NEW YORK (GenomeWeb) – NantHealth on Thursday announced it is laying off about 300 employees as part of a restructuring of its business.
The firm also reported a 17 percent drop-off year over year in revenues for the second quarter.
In a statement, the company said that the restructuring follows "a series of methodically analyzed actions, planned over the past nine months post initial public offering to focus on the business of its core competencies of artificial intelligence and be the leading cancer company driving 21st century delivery of care."
The restructuring includes integrating acquisitions and its partnership with NantOmics — whose CEO Patrick Soon-Shiong is also the CEO of NantHealth — made prior to NantHealth going public, so that the firm can focus on applying its machine learning systems and AI to cancer.
Additionally, NantHealth reached a deal on Aug. 3 to sell to Allscripts its provider/patient engagement assets, "which will enable the company to integrate the remaining engineering teams to focus on cancer."
The restructuring will result in a reduction of NantHealth's workforce of about 300 workers, the firm said, along with annualized cost savings of more than $70 million.
The announcement follows a challenging few months for the company, which has been dealing with fallout from a story in March by Stat saying that a contract tied to a $12 million donation to the University of Utah by Soon-Shiong effectively forced the school to return $10 million of the gift back to NantHealth for services it would provide.
The story also said that the deal provided NantHealth with valuable data that was used to build a product for evaluating a patient's risk of rare and inherited diseases, and "made it possible for [Soon-Shiong's] company to inflate, by more than 50 percent" the number of test orders for GPS Cancer that were reported to investors in late 2016.
GPS Cancer leverages whole-genome sequencing, whole-transcriptome sequencing, and quantitative proteomics to profile patients and provide doctors with information that can be used to create personalized treatment strategies.
Following the report, several class action lawsuits were filed against NantHealth, which has denied the Stat story. The company's share price has dropped more than 43 percent since the story was published.
The company also reported on Thursday that its second quarter revenues retreated to $26.2 million from $31.5 million in Q2 2016, missing the consensus Wall Street estimate of $31.3 million. NantHealth said the drop was primarily due to a sales decline in its non-core business lines.

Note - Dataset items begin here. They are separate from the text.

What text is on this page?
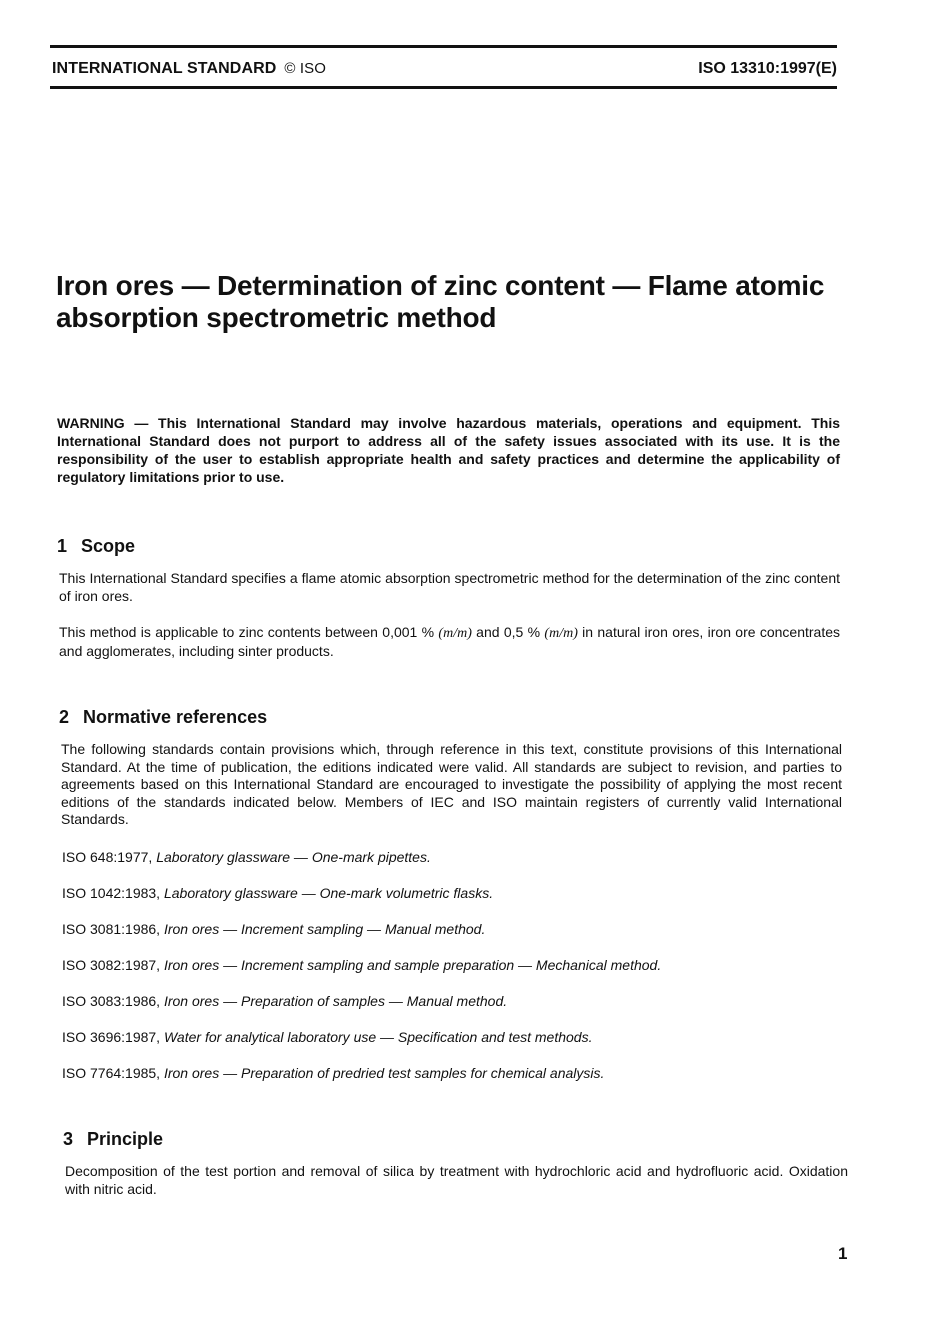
INTERNATIONAL STANDARD © ISO	ISO 13310:1997(E)
Iron ores — Determination of zinc content — Flame atomic absorption spectrometric method
WARNING — This International Standard may involve hazardous materials, operations and equipment. This International Standard does not purport to address all of the safety issues associated with its use. It is the responsibility of the user to establish appropriate health and safety practices and determine the applicability of regulatory limitations prior to use.
1 Scope
This International Standard specifies a flame atomic absorption spectrometric method for the determination of the zinc content of iron ores.
This method is applicable to zinc contents between 0,001 % (m/m) and 0,5 % (m/m) in natural iron ores, iron ore concentrates and agglomerates, including sinter products.
2 Normative references
The following standards contain provisions which, through reference in this text, constitute provisions of this International Standard. At the time of publication, the editions indicated were valid. All standards are subject to revision, and parties to agreements based on this International Standard are encouraged to investigate the possibility of applying the most recent editions of the standards indicated below. Members of IEC and ISO maintain registers of currently valid International Standards.
ISO 648:1977, Laboratory glassware — One-mark pipettes.
ISO 1042:1983, Laboratory glassware — One-mark volumetric flasks.
ISO 3081:1986, Iron ores — Increment sampling — Manual method.
ISO 3082:1987, Iron ores — Increment sampling and sample preparation — Mechanical method.
ISO 3083:1986, Iron ores — Preparation of samples — Manual method.
ISO 3696:1987, Water for analytical laboratory use — Specification and test methods.
ISO 7764:1985, Iron ores — Preparation of predried test samples for chemical analysis.
3 Principle
Decomposition of the test portion and removal of silica by treatment with hydrochloric acid and hydrofluoric acid. Oxidation with nitric acid.
1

Total software-related revenues retreated to $18.7 million from $19.3 million a year ago. Maintenance revenues improved to $4.7 million from $4.5 million; sequencing and molecular analysis revenues grew tenfold to $450,000 from $45,000; and other service revenues fell to $2.4 million from $7.6 million.

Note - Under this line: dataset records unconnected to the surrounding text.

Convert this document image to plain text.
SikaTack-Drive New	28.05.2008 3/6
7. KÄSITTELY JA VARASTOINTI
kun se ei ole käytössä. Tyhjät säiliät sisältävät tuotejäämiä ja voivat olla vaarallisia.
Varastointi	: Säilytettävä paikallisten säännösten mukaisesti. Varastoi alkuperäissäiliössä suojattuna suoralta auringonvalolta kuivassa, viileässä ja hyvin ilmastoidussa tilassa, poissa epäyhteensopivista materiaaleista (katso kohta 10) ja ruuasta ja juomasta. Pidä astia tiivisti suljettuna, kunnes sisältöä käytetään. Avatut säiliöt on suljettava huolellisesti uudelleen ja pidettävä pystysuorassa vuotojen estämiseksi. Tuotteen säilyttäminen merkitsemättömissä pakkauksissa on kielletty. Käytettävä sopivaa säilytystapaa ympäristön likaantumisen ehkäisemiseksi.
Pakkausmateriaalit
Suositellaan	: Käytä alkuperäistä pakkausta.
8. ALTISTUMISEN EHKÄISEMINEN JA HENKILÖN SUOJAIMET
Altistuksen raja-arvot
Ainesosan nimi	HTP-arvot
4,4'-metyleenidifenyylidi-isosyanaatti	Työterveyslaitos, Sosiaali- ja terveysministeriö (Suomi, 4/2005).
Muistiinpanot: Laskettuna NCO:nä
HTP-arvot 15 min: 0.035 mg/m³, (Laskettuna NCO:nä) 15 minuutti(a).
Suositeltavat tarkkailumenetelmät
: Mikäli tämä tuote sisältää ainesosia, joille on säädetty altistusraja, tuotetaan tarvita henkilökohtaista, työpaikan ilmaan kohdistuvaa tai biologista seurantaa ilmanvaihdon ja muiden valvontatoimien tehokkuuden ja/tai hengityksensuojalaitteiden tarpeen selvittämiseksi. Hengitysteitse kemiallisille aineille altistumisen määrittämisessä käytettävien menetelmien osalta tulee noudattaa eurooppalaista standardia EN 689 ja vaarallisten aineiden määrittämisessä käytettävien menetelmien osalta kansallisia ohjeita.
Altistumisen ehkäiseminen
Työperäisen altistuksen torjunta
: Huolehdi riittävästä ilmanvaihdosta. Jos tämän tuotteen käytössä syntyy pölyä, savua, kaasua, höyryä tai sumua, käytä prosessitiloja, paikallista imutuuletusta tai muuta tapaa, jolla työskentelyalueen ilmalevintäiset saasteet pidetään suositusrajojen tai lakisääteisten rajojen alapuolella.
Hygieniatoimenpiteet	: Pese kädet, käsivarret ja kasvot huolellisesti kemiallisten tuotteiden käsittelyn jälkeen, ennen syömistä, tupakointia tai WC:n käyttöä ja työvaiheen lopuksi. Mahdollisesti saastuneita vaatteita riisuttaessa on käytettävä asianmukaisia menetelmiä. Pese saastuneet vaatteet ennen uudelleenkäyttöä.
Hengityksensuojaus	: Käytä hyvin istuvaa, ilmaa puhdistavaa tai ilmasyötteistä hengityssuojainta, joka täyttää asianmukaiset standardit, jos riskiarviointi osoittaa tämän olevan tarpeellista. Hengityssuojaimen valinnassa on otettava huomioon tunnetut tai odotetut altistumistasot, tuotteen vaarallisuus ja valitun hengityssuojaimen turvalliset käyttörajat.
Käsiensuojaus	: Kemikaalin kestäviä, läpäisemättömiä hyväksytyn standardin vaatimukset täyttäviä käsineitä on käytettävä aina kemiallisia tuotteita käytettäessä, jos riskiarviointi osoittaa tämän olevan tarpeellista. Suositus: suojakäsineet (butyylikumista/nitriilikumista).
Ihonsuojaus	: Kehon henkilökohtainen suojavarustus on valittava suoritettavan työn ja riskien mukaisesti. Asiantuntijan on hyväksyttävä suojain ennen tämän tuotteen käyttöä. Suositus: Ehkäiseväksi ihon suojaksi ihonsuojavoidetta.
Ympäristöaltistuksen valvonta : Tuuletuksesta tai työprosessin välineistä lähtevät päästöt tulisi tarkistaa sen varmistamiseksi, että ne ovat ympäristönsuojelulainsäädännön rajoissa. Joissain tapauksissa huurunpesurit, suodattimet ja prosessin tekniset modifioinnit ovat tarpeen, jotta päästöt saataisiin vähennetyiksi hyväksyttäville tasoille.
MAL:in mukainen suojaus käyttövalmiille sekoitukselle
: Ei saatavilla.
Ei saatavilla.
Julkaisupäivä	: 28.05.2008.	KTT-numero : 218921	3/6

The company said that 379 GPS commercial tests were ordered during the recently completed quarter, and 264 were delivered.

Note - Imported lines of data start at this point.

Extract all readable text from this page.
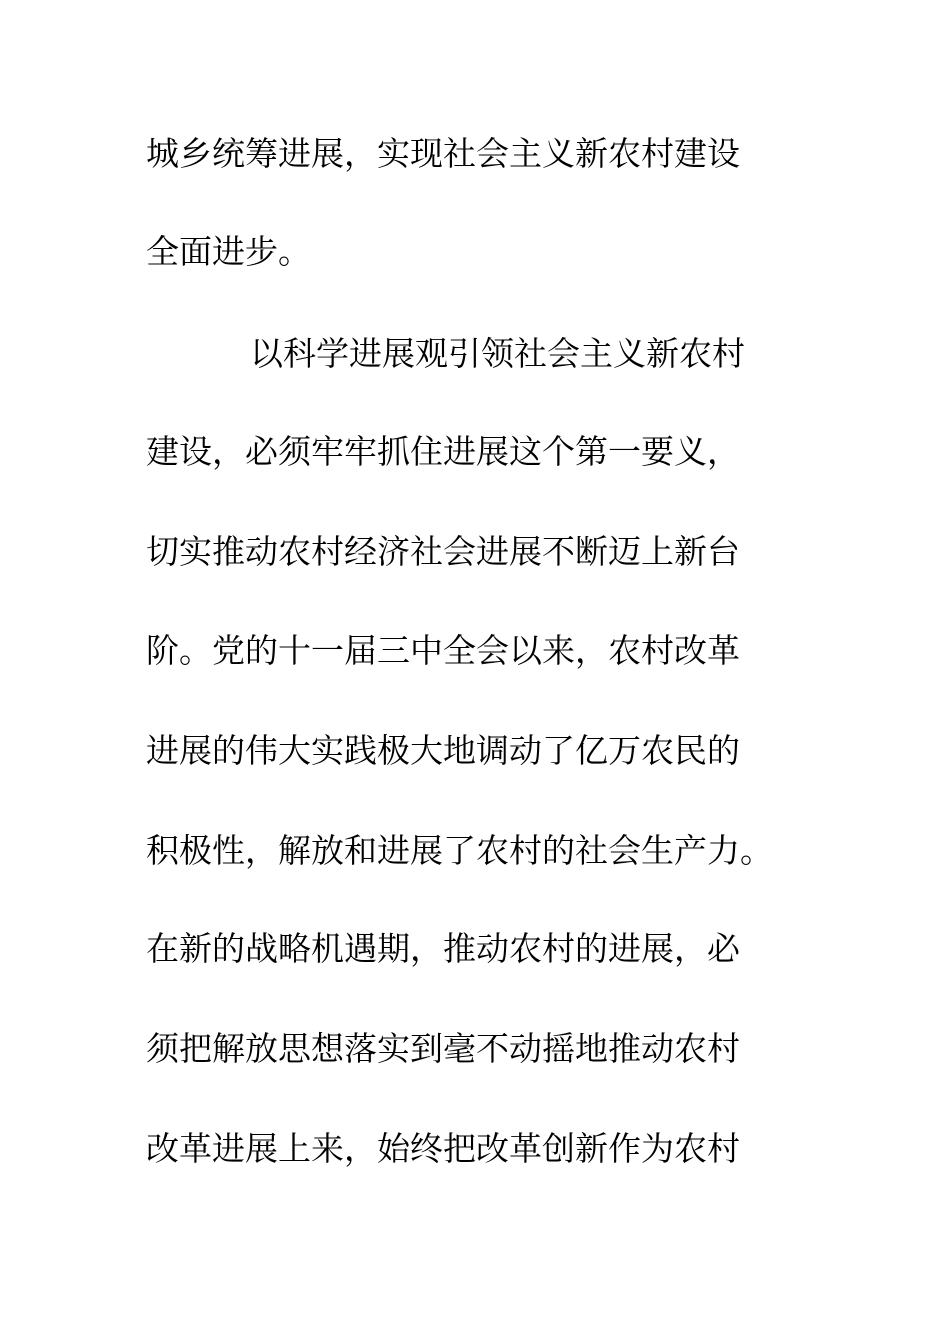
城乡统筹进展，实现社会主义新农村建设
全面进步。
以科学进展观引领社会主义新农村
建设，必须牢牢抓住进展这个第一要义，
切实推动农村经济社会进展不断迈上新台
阶。党的十一届三中全会以来，农村改革
进展的伟大实践极大地调动了亿万农民的
积极性，解放和进展了农村的社会生产力。
在新的战略机遇期，推动农村的进展，必
须把解放思想落实到毫不动摇地推动农村
改革进展上来，始终把改革创新作为农村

Earlier this week, NantHealth said its GPS Cancer molecular test is now covered by Sistemas Medicos Nacionales, SA de CV — a healthcare service plan that provides care for patients in the cities of Tijuana, Tecate, and Mexicali in northern Mexico. The partnership marks the next step in the international expansion of GPS Cancer, which was recently also made available in Italy, Israel, and the Middle East, according to NantHealth.
NanHealth's R&D spending for Q2 2017 was sliced by more than half year over year to $11.8 million from $24.3 million. It also sharply reduced its SG&A costs to $22.9 million from $47.2 million.
The firm's net loss grew to $70.1 million, or $.58 per share, compared to a net loss of $54.1 million, or $.54 per share, in Q2 2016. On a non-GAAP basis, NantHealth had a net loss of $.18 per share, missing analysts' average estimate of a loss of $.15 per share.
NantHealth ended Q2 2017 with $92.7 million in cash and cash equivalents.
"We remain focused on extending coverage and driving physician engagement for our GPS Cancer solution around the world," Soon-Shiong said in a statement. "I am pleased to report that the team has developed a deep, late-stage pipeline that includes national and regional health plans, and new orders are trending favorably as a result of the increased resources. We are gaining traction with physicians, and the number of oncologists that have ordered the test has grown to 432 as of the end of the second quarter."
In late-morning trading on the Nasdaq Friday, NantHealth shares were down 11 percent at $3.60.